27 yaşında alkol zehirlenmesi sebebiyle hayatını kaybeden, çağımızın en yetenekli soul ve caz divalarından biri olan Amy Winehouse’un belgeseli Amy, hikayenin sonunu bilmenize rağmen sizi derin bir hüzne sürükleyecek kadar etkileyici. Yönetmen Asif Kapadia’nın bildiğiniz hikayeleri sanki siz oradaymışsınız gibi, karşınızdaki insan çok yakın bir dostunuzmuşçasına empati kurdurtarak, yeniden anlatmak konusunda özel bir yeteneği var. Önceki belgeseli Senna’da yaptığı gibi Amy’de de, hayatını aktardığı figüre dair -gizli kalmışlar dahil- bulabildiği her türden arşivlik görüntüyü kullanıyor Kapadia. Yakın çevresinin yorumları, hikayeleriyle daha da netleşen bu görüntüler Amy Winehouse’un çocukluğundan, ölümüne giden yoldaki kırılganlığını tüm açıklığıyla perdeye taşıyor. İlah muamelesi gören muazzam bir müzisyen oluşunun yanı sıra, Amy Winehouse’un etten kemikten bir insan olduğunu ve onun ruhunun da ağır sorunlara teslim olabileceğini yeniden hatırlatan bir belgesel Amy.

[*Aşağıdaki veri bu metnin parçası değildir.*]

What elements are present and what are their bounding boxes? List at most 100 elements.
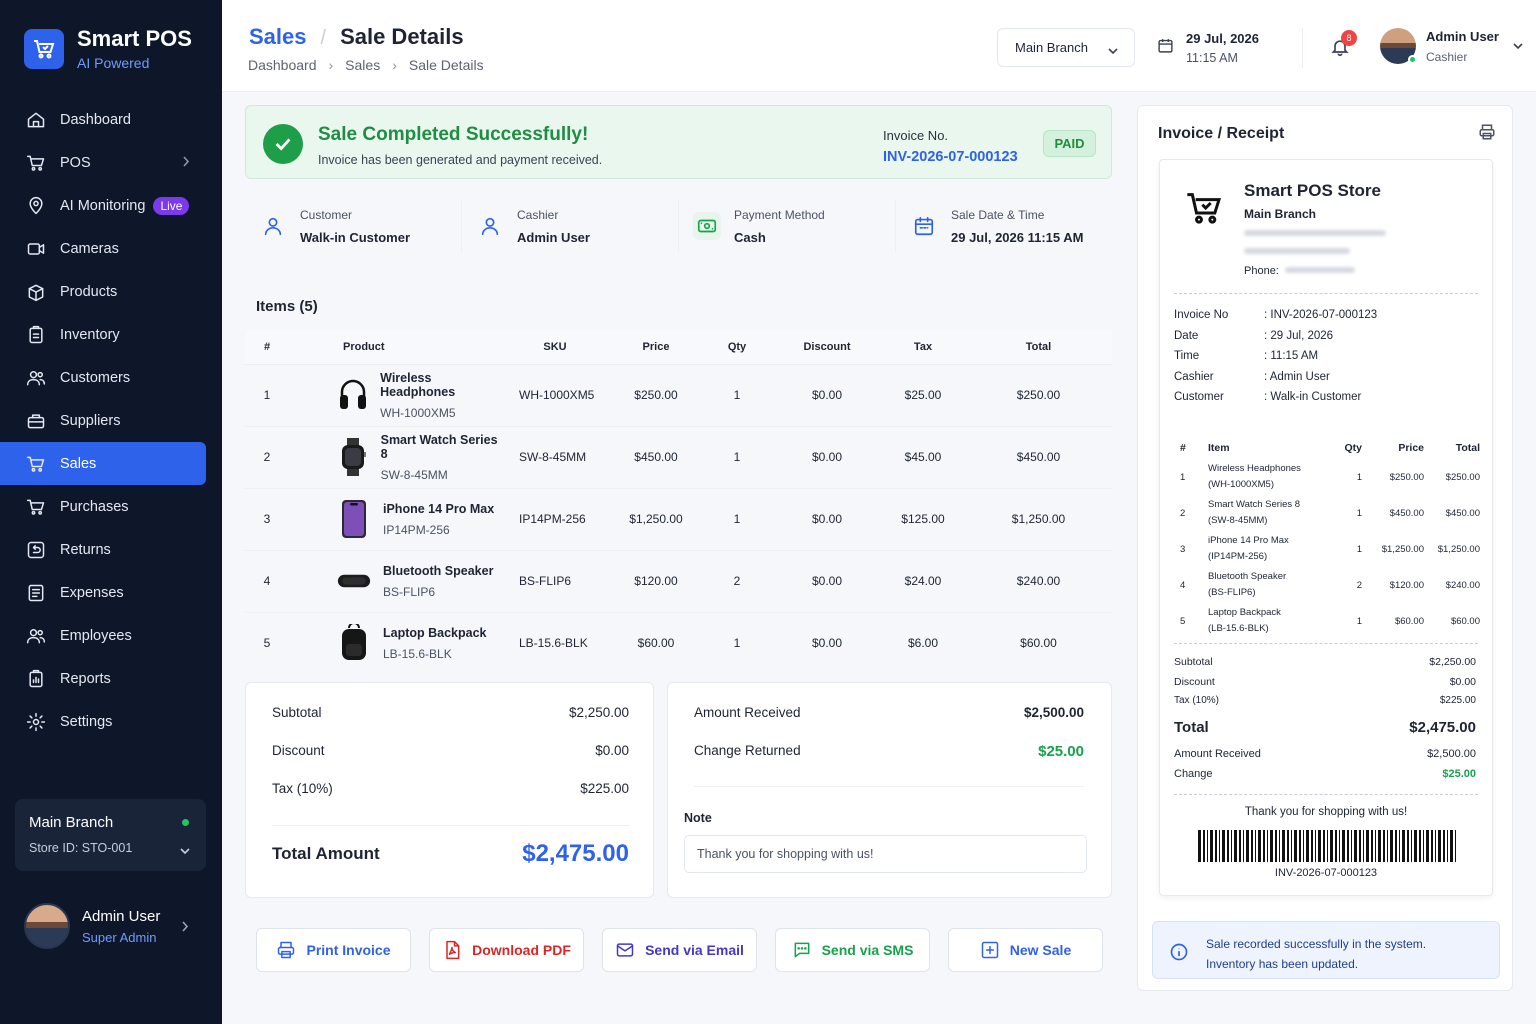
product-name[interactable]: Bluetooth Speaker bbox=[383, 564, 493, 578]
receipt-change-value: $25.00 bbox=[1442, 768, 1476, 780]
breadcrumb-current: Sale Details bbox=[408, 57, 484, 73]
payment-card: Amount Received $2,500.00 Change Returned… bbox=[667, 682, 1112, 898]
receipt-price: $60.00 bbox=[1394, 615, 1424, 627]
receipt-row-number: 3 bbox=[1180, 543, 1186, 555]
tax-cell: $125.00 bbox=[881, 487, 965, 550]
receipt-total: $450.00 bbox=[1445, 507, 1480, 519]
price-cell: $450.00 bbox=[611, 425, 701, 488]
sidebar-item-suppliers[interactable]: Suppliers bbox=[0, 399, 222, 442]
breadcrumb-sales[interactable]: Sales bbox=[345, 57, 380, 73]
receipt-qty: 2 bbox=[1356, 579, 1362, 591]
receipt-field-key: Invoice No bbox=[1174, 309, 1229, 321]
column-header: SKU bbox=[499, 330, 611, 364]
sidebar-item-sales[interactable]: Sales bbox=[0, 442, 206, 485]
avatar bbox=[24, 903, 70, 949]
printer-icon[interactable] bbox=[1478, 123, 1496, 146]
info-cashier: Cashier Admin User bbox=[462, 200, 679, 252]
branch-card[interactable]: Main Branch Store ID: STO-001 bbox=[15, 799, 206, 871]
print-invoice-button[interactable]: Print Invoice bbox=[256, 928, 411, 972]
title-section[interactable]: Sales bbox=[249, 24, 307, 49]
receipt-field-row: Customer: Walk-in Customer bbox=[1174, 391, 1361, 403]
info-icon bbox=[1169, 942, 1189, 967]
receipt-row-number: 4 bbox=[1180, 579, 1186, 591]
info-value: Cash bbox=[734, 229, 766, 245]
user-icon bbox=[259, 212, 287, 240]
invoice-number[interactable]: INV-2026-07-000123 bbox=[883, 149, 1018, 165]
table-row[interactable]: 5 Laptop Backpack LB-15.6-BLK LB-15.6-BLK $6… bbox=[245, 611, 1112, 674]
table-row[interactable]: 3 iPhone 14 Pro Max IP14PM-256 IP14PM-256 $1… bbox=[245, 487, 1112, 550]
receipt-qty: 1 bbox=[1356, 543, 1362, 555]
receipt-field-key: Customer bbox=[1174, 391, 1224, 403]
online-dot-icon bbox=[182, 819, 189, 826]
page-title: Sales / Sale Details bbox=[249, 24, 464, 49]
amount-received-value: $2,500.00 bbox=[1023, 705, 1084, 720]
receipt-field-row: Date: 29 Jul, 2026 bbox=[1174, 330, 1333, 342]
sidebar-item-returns[interactable]: Returns bbox=[0, 528, 222, 571]
column-header: # bbox=[245, 330, 289, 364]
download-pdf-button[interactable]: Download PDF bbox=[429, 928, 584, 972]
info-sale-date-time: Sale Date & Time 29 Jul, 2026 11:15 AM bbox=[896, 200, 1112, 252]
table-row[interactable]: 1 Wireless Headphones WH-1000XM5 WH-1000XM5… bbox=[245, 363, 1112, 426]
discount-cell: $0.00 bbox=[773, 425, 881, 488]
sidebar-item-dashboard[interactable]: Dashboard bbox=[0, 98, 222, 141]
sidebar-item-employees[interactable]: Employees bbox=[0, 614, 222, 657]
user-role: Cashier bbox=[1426, 49, 1468, 64]
branch-select[interactable]: Main Branch bbox=[997, 28, 1135, 67]
brand[interactable]: Smart POS AI Powered bbox=[24, 26, 192, 71]
table-row[interactable]: 2 Smart Watch Series 8 SW-8-45MM SW-8-45MM $… bbox=[245, 425, 1112, 488]
sidebar-item-customers[interactable]: Customers bbox=[0, 356, 222, 399]
sidebar-item-settings[interactable]: Settings bbox=[0, 700, 222, 743]
header-time: 11:15 AM bbox=[1186, 51, 1238, 65]
sidebar-item-ai-monitoring[interactable]: AI Monitoring Live bbox=[0, 184, 222, 227]
gear-icon bbox=[25, 711, 47, 733]
note-field[interactable]: Thank you for shopping with us! bbox=[684, 835, 1087, 873]
printer-icon bbox=[276, 940, 296, 960]
sidebar-user[interactable]: Admin User Super Admin bbox=[24, 903, 189, 949]
tax-cell: $45.00 bbox=[881, 425, 965, 488]
user-menu[interactable]: Admin User Cashier bbox=[1380, 28, 1523, 64]
qty-cell: 1 bbox=[701, 425, 773, 488]
brand-subtitle: AI Powered bbox=[77, 55, 150, 71]
user-icon bbox=[476, 212, 504, 240]
receipt-row: 5 Laptop Backpack (LB-15.6-BLK) 1 $60.00 $60.… bbox=[1174, 603, 1480, 639]
product-name[interactable]: Smart Watch Series 8 bbox=[381, 433, 499, 461]
sidebar-user-name: Admin User bbox=[82, 907, 161, 925]
sidebar-item-reports[interactable]: Reports bbox=[0, 657, 222, 700]
sidebar-item-products[interactable]: Products bbox=[0, 270, 222, 313]
receipt-phone: Phone: bbox=[1244, 265, 1355, 277]
success-subtitle: Invoice has been generated and payment r… bbox=[318, 153, 603, 167]
sidebar-item-inventory[interactable]: Inventory bbox=[0, 313, 222, 356]
receipt-store-branch: Main Branch bbox=[1244, 207, 1317, 221]
action-buttons: Print Invoice Download PDF Send via Email S… bbox=[256, 928, 1103, 972]
receipt-price: $450.00 bbox=[1389, 507, 1424, 519]
send-via-sms-button[interactable]: Send via SMS bbox=[775, 928, 930, 972]
sidebar-item-purchases[interactable]: Purchases bbox=[0, 485, 222, 528]
product-name[interactable]: iPhone 14 Pro Max bbox=[383, 502, 494, 516]
total-cell: $1,250.00 bbox=[965, 487, 1112, 550]
sidebar-item-label: Expenses bbox=[60, 584, 124, 601]
sale-info-row: Customer Walk-in Customer Cashier Admin Use… bbox=[245, 200, 1112, 260]
receipt-column-header: Price bbox=[1398, 442, 1424, 454]
sidebar-item-pos[interactable]: POS bbox=[0, 141, 222, 184]
info-label: Customer bbox=[300, 207, 353, 222]
breadcrumb-dashboard[interactable]: Dashboard bbox=[248, 57, 317, 73]
receipt-subtotal-value: $2,250.00 bbox=[1429, 656, 1476, 668]
receipt-item-name: Laptop Backpack bbox=[1208, 607, 1281, 618]
amount-received-label: Amount Received bbox=[694, 705, 801, 720]
column-header: Product bbox=[289, 330, 499, 364]
chevron-down-icon[interactable] bbox=[180, 842, 190, 860]
total-cell: $60.00 bbox=[965, 611, 1112, 674]
table-row[interactable]: 4 Bluetooth Speaker BS-FLIP6 BS-FLIP6 $120.0… bbox=[245, 549, 1112, 612]
plus-box-icon bbox=[980, 940, 1000, 960]
sidebar-item-label: Products bbox=[60, 283, 118, 300]
send-via-email-button[interactable]: Send via Email bbox=[602, 928, 757, 972]
product-name[interactable]: Laptop Backpack bbox=[383, 626, 487, 640]
receipt-received-row: Amount Received $2,500.00 bbox=[1174, 748, 1476, 760]
sidebar-item-cameras[interactable]: Cameras bbox=[0, 227, 222, 270]
column-header: Tax bbox=[881, 330, 965, 364]
branch-select-value: Main Branch bbox=[1015, 40, 1088, 55]
product-name[interactable]: Wireless Headphones bbox=[380, 371, 499, 399]
sidebar-item-expenses[interactable]: Expenses bbox=[0, 571, 222, 614]
new-sale-button[interactable]: New Sale bbox=[948, 928, 1103, 972]
chevron-right-icon[interactable] bbox=[182, 919, 189, 937]
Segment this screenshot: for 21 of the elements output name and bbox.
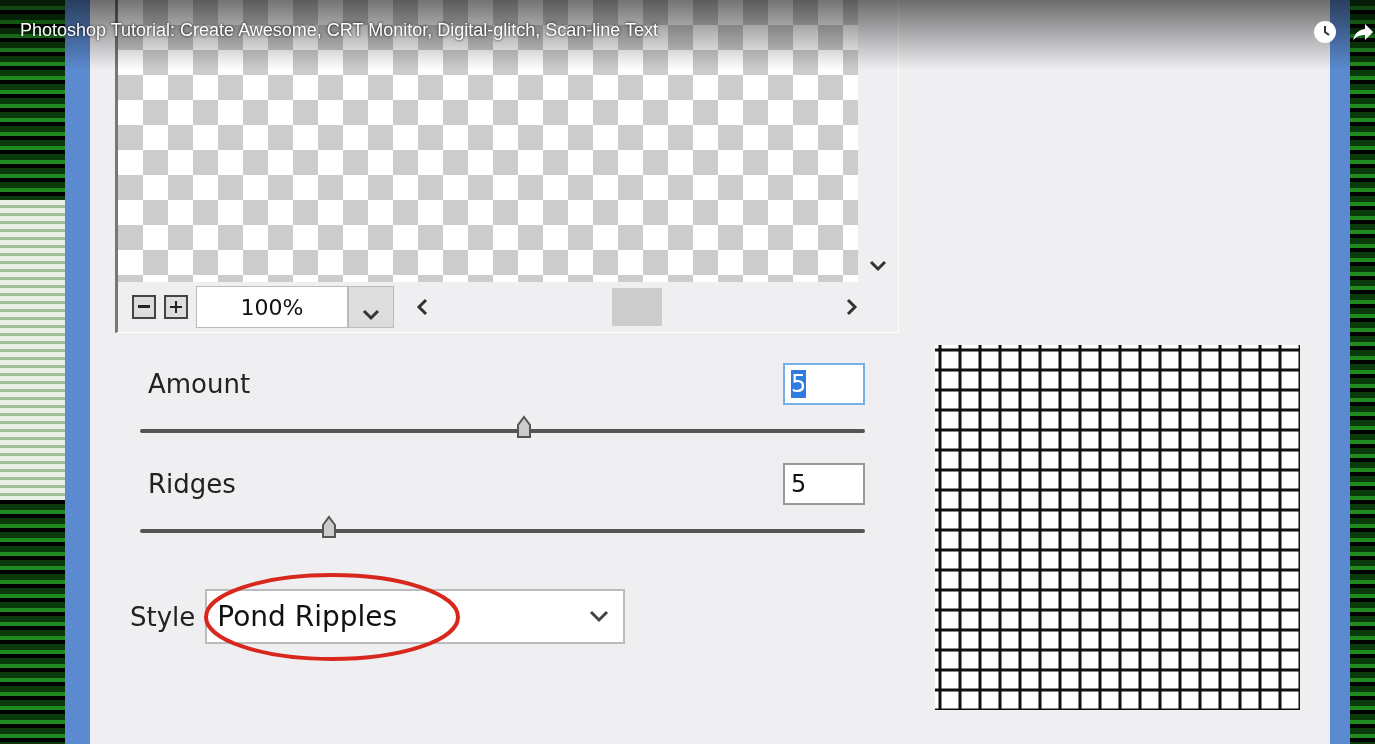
- parameter-label: Ridges: [148, 469, 236, 499]
- style-dropdown[interactable]: Pond Ripples: [205, 589, 626, 644]
- scroll-thumb[interactable]: [612, 288, 662, 326]
- parameter-label: Amount: [148, 369, 251, 399]
- minus-icon: [138, 305, 150, 309]
- style-label: Style: [130, 601, 196, 632]
- slider[interactable]: [140, 413, 865, 441]
- zoom-field[interactable]: 100%: [196, 286, 348, 328]
- plus-icon: [170, 301, 182, 313]
- scroll-left-icon[interactable]: [416, 298, 428, 316]
- zoom-in-button[interactable]: [164, 295, 188, 319]
- chevron-down-icon: [589, 609, 610, 624]
- chevron-down-icon: [362, 309, 380, 321]
- scroll-right-icon[interactable]: [846, 298, 858, 316]
- clock-icon[interactable]: [1313, 20, 1337, 44]
- scroll-down-icon[interactable]: [869, 260, 887, 272]
- zoom-dropdown-button[interactable]: [348, 286, 394, 328]
- value-field[interactable]: 5: [783, 463, 865, 505]
- zoom-out-button[interactable]: [132, 295, 156, 319]
- value-field[interactable]: 5: [783, 363, 865, 405]
- slider[interactable]: [140, 513, 865, 541]
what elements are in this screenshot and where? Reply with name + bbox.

Henüz Winehouse çocuk yaştayken evi terk eden babasının boşluğunun, yıllar sonra Mitch Winehouse geri dönse de dolmadığını görüyorsunuz Amy’de. Sorunlu ilişki kurduğu, onu uyuşturucuya sürükleyen bir erkeğe, kocası Blake’e düşkünlüğünün onu soktuğu çıkmaz sokakları izliyorsunuz Amy’de. Hayatını asla yoluna koyamayan bir insanın medya tarafından nasıl adım adım uçurumun kenarına doğru itildiğini görüyorsunuz Amy’de. Sadece medya da değil iten. O yalnız kalıp toparlanmaya çalışırken, kendi ‘reality’ şovunu yapıp kameraları Amy Winehouse’un burnuna dayayan babası da, onu zorla konserlere sürükleyen organizatörler de, her hatasında onunla dalga geçenler de, muhtemelen hayranları da onu uçuruma itenler arasında. İstanbul’u ziyaret etmesine az bir süre kala sahne aldığı, Belgrad’daki o konser de buna dair çok şey anlatıyor. Nasıl ki paparazziler onun yüzüne, bedenine dair her şeyi istiyorduysa, dinleyicileri de sesine dair alabildiklerini almanın peşindeydi bazen. Belgrad konserinin görüntülerinde Winehouse ölümün eşiğinde sahnede bilinçsizce dururken, “Şarkı söyle!” diye bağıran bir ‘hayranını’ duyunca tüyleriniz diken diken oluyor. Sıradan bir sarhoşluk gibi gelen bu ve benzer durumların korkunçluğunu acı bir şekilde gösteriyor Amy. Amy Winehouse’un son kayıtlarını birlikte yaptığı Tony Bennett çok derin bir cümle söylüyor belgeselin bir noktasında. “Hayat sana nasıl yaşaman gerektiğini öğretir, eğer yeteri kadar uzun yaşarsan.” Billie Holiday’le, Ella Fiztgerald’la karşılaştırılacak düzeyde iyi şarkı söylemeyi öğrendiği ama tüm o sorunlarla, etrafındakilerle başa çıkmayı henüz öğrenemediği bir yaşta ölüyor Amy Winehouse. Asif Kapadia’nın belgeseli büyük bir müzisyenin yanı sıra, küçük bir kızın hayatını da anlatıyor bize. En saf, en acı, en dokunaklı haliyle.